Witten. . Erst Schlecker, jetzt Kik. Die Nahversorgung in Rüdinghausen ist extrem ausgedünnt. Anderen Stadtteilen geht es nicht unbedingt besser

Die Regalbretter sind längst abgenommen. An den Wänden des Bekleidungsdiscounters Kik an der Kreisstraße hängen nur noch einzelne Metallstreben. Wenige Menschen verirren sich in die Filiale. Einfach mal vorbeischauen – so etwas gibt es hier nicht oder eher selten. Am 27. September ist ganz Feierabend.

Dann schließt Kik, und es ist nicht der erste Laden, der geht. Auch Schlecker gegenüber ist dicht. Die Nahversorgung in Rüdinghausen – sie bricht immer weiter zusammen.

Keine betriebsbedingten Kündigungen

Immerhin: Die fünf Kik-Mitarbeiterinnen werden auf andere Filialen verteilt, etwa Annen oder Mitte. Der Discounter in Annen ist nur zwei Kilometer entfernt. Warum Kik in Rüdinghausen die Segel streicht? Die Erwartungen an den Standort hätten sich nicht erfüllt, heißt es. Verwunderlich ist das nicht. Zwar leben in Rüdinghausen rund 6600 Menschen. Doch besser aufgestellte Einkaufsstraßen locken sie in die Ferne. Nach Annen, ins Zentrum oder auch in andere Städte. Dortmund ist nicht weit.

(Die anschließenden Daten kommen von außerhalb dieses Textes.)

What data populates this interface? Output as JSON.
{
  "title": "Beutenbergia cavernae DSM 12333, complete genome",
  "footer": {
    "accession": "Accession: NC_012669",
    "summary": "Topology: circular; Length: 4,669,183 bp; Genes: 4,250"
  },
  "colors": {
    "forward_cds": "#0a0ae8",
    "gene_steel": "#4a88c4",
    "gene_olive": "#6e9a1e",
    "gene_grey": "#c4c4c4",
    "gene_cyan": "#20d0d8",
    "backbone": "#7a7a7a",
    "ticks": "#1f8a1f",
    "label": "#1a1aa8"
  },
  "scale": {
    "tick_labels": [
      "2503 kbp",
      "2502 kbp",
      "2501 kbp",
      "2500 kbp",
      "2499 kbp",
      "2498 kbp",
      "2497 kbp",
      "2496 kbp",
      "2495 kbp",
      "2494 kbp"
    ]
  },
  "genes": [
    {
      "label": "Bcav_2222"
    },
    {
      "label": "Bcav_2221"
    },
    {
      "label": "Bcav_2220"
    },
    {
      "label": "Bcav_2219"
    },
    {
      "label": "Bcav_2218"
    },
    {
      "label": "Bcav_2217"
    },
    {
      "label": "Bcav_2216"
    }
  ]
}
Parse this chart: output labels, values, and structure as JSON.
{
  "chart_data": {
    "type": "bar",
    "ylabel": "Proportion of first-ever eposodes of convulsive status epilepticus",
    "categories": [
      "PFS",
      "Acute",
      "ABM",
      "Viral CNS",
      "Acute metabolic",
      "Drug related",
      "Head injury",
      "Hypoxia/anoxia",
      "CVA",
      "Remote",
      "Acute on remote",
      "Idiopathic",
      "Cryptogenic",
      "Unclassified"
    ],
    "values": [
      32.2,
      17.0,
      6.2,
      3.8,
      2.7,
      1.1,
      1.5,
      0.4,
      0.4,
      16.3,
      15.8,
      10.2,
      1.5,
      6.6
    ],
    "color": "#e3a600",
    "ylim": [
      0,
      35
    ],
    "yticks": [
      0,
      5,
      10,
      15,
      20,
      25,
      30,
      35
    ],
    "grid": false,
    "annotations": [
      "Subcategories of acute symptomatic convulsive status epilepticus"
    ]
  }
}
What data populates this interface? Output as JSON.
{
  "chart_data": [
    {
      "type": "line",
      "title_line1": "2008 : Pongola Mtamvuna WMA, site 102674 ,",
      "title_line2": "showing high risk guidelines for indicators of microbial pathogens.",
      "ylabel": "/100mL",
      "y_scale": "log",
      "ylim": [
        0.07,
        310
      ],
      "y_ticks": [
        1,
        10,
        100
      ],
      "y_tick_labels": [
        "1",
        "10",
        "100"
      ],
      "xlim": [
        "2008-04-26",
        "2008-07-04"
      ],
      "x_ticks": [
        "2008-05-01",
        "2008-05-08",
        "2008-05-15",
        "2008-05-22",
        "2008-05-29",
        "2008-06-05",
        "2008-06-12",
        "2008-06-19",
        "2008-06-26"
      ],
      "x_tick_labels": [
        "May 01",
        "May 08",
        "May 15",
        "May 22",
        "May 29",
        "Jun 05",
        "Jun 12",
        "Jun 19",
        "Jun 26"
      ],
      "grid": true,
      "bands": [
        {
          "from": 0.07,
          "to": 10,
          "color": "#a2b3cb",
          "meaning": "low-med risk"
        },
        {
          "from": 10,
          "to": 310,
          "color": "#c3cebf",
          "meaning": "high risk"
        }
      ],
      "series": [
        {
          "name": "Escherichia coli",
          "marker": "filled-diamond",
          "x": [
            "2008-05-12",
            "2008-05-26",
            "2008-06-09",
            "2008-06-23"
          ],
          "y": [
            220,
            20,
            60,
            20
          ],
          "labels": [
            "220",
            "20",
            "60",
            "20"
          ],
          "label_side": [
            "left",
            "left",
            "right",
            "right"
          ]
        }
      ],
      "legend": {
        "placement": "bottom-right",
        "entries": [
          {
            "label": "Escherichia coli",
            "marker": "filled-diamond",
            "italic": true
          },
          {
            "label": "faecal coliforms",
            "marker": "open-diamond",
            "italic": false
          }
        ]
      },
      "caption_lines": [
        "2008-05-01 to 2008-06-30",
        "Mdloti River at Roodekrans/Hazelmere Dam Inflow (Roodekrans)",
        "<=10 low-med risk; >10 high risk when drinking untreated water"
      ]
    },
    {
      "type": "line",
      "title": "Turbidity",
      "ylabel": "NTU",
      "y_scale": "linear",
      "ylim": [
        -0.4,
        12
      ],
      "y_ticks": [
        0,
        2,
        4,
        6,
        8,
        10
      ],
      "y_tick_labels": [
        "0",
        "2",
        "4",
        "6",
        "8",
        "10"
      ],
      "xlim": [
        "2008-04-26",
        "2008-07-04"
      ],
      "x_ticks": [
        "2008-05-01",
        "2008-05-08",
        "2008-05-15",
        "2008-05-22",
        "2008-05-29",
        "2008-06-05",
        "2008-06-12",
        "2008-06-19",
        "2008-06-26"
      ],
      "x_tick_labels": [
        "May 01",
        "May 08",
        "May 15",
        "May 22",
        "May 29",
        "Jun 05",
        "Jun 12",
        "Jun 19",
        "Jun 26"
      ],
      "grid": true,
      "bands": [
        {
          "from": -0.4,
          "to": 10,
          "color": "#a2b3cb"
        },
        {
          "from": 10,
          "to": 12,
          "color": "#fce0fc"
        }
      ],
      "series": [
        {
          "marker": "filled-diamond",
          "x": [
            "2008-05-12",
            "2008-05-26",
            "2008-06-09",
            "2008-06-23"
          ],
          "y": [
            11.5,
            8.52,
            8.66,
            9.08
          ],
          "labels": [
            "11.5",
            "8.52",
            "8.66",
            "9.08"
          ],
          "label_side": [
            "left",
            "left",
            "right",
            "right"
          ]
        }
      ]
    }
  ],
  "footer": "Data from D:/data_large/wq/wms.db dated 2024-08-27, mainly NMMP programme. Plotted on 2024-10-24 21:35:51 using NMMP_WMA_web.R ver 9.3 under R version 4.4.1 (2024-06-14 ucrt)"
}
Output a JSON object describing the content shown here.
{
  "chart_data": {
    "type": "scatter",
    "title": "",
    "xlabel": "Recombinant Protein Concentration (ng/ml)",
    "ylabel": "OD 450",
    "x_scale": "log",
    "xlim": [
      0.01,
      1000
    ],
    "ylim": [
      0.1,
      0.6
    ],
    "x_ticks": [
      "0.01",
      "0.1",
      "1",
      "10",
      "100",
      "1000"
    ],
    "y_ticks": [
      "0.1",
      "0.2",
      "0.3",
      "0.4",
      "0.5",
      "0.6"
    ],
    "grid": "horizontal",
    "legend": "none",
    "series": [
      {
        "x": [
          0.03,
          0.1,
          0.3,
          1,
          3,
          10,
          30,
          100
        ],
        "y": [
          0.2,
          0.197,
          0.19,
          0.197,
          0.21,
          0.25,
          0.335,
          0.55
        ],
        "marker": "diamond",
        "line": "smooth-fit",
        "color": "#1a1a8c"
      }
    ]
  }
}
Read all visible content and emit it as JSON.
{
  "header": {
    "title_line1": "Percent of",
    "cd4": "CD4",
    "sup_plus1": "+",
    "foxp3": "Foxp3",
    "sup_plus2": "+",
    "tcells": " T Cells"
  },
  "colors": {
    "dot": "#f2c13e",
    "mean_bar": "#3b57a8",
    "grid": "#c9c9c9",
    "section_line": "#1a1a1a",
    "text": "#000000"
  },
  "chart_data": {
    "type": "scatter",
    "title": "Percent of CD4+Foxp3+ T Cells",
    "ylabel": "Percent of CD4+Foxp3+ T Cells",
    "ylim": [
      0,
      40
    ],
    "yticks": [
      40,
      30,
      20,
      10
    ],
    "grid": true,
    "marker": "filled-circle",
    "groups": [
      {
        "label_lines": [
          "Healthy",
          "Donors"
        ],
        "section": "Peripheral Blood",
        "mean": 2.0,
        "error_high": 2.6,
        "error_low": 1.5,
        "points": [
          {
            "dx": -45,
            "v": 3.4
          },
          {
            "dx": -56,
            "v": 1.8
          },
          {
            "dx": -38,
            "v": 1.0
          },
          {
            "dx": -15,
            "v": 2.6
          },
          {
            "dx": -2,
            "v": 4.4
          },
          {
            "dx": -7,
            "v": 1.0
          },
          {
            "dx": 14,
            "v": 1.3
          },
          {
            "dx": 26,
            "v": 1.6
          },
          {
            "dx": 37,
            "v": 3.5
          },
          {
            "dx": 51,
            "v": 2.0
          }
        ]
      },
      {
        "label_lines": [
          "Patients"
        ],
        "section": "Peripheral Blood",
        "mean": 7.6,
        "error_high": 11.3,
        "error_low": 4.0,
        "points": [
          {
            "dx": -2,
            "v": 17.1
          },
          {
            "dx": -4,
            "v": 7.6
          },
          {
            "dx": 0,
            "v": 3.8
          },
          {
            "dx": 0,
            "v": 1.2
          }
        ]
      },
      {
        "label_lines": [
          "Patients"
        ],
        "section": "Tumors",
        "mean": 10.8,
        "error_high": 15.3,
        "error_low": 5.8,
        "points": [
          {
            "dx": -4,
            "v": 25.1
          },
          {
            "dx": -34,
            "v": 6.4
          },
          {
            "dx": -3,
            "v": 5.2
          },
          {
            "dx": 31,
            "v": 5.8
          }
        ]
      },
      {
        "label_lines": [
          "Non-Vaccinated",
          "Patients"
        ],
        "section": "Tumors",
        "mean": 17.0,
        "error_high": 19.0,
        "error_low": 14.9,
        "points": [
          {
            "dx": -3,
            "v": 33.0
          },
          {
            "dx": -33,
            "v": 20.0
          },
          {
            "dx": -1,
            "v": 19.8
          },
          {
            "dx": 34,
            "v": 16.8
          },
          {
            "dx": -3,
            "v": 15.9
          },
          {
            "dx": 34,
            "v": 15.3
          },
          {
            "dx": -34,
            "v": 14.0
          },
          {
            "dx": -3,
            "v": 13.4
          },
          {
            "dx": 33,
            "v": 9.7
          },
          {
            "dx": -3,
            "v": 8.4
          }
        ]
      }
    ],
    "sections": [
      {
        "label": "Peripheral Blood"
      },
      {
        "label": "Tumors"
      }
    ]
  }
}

Was bleibt übrig? Nicht viel. Eine Apotheke, eine Kneipe, eine Polsterei, ein Bäcker, ein Kiosk, eine Post, eine Fahrschule und etwas weiter eine Pizzeria. Rewe und die Tankstelle liegen in der Nachbarstraße. Etwas weitergibt’s eine Bank, einen Blumenladen, zwei Kioske, einen Imbiss.

„Leben gab es hier, als noch der Coop in der Straße war. Danach gab es dann einen Edeka. Zu den Zeiten hat man auch noch Leute auf der Straße getroffen. Heute gibt es doch absolut keine Laufkundschaft mehr“, meint Marlies Schnittker. Die Dortmunderin hat nur zufällig mit dem Auto vor Kik angehalten. Eigentlich lohnt sich der Abstecher nach Rüdinghausen für sie schon lange nicht mehr. Doch heute hält ihr Enkel zufrieden ein neues Set Tischtennisschläger in Händen. „Für Ältere ist das so traurig. Hier muss man eben ein Auto haben, um einkaufen zu können“, sagt Marlies Schnittker. „Jetzt muss man bis zum Aldi am Bahnhof Dortmund-Kruckel, da ist dann auch ein Netto.“ Mit dieser Tatsache haben sich die Rüdinghauser schon lange abgefunden.

Einkaufen in Hombruch

„Wer hier im Dorf wohnt, fährt eben nach Dortmund-Hombruch oder direkt rein nach Witten“, erklärt Wirt Michael Löbel. Er erlebt die Stadtteilentwicklung seit zehn Jahren hautnah. Denn am Tresen seiner „Dorfschänke“ gehört die Debatte um die Geschäftsschließungen jeden Abend dazu. Persönlich fühlt sich Löbel nicht betroffen: „Das Sterben macht nichts. Zumindest macht es für meine Kneipe keinen Unterschied.“

Die Menschen würden weiterhin im Stadtteil wohnen, auch wenn die Infrastruktur schlechter werde, sagt der Gastronom. Also gehen sie auch noch ihr Pils trinken. Sorgen macht sich der 53-Jährige eher wegen der geplanten Verschärfung des Nichtraucherschutzgesetzes. Kommt das Generalverbot, habe das immense Auswirkungen. Michael Löbel rechnet damit, dass die Kneipe dann nur noch wenige Monate, bis Jahresende, überlebt. Dann wäre Rüdinghausen wieder ein Stück ärmer.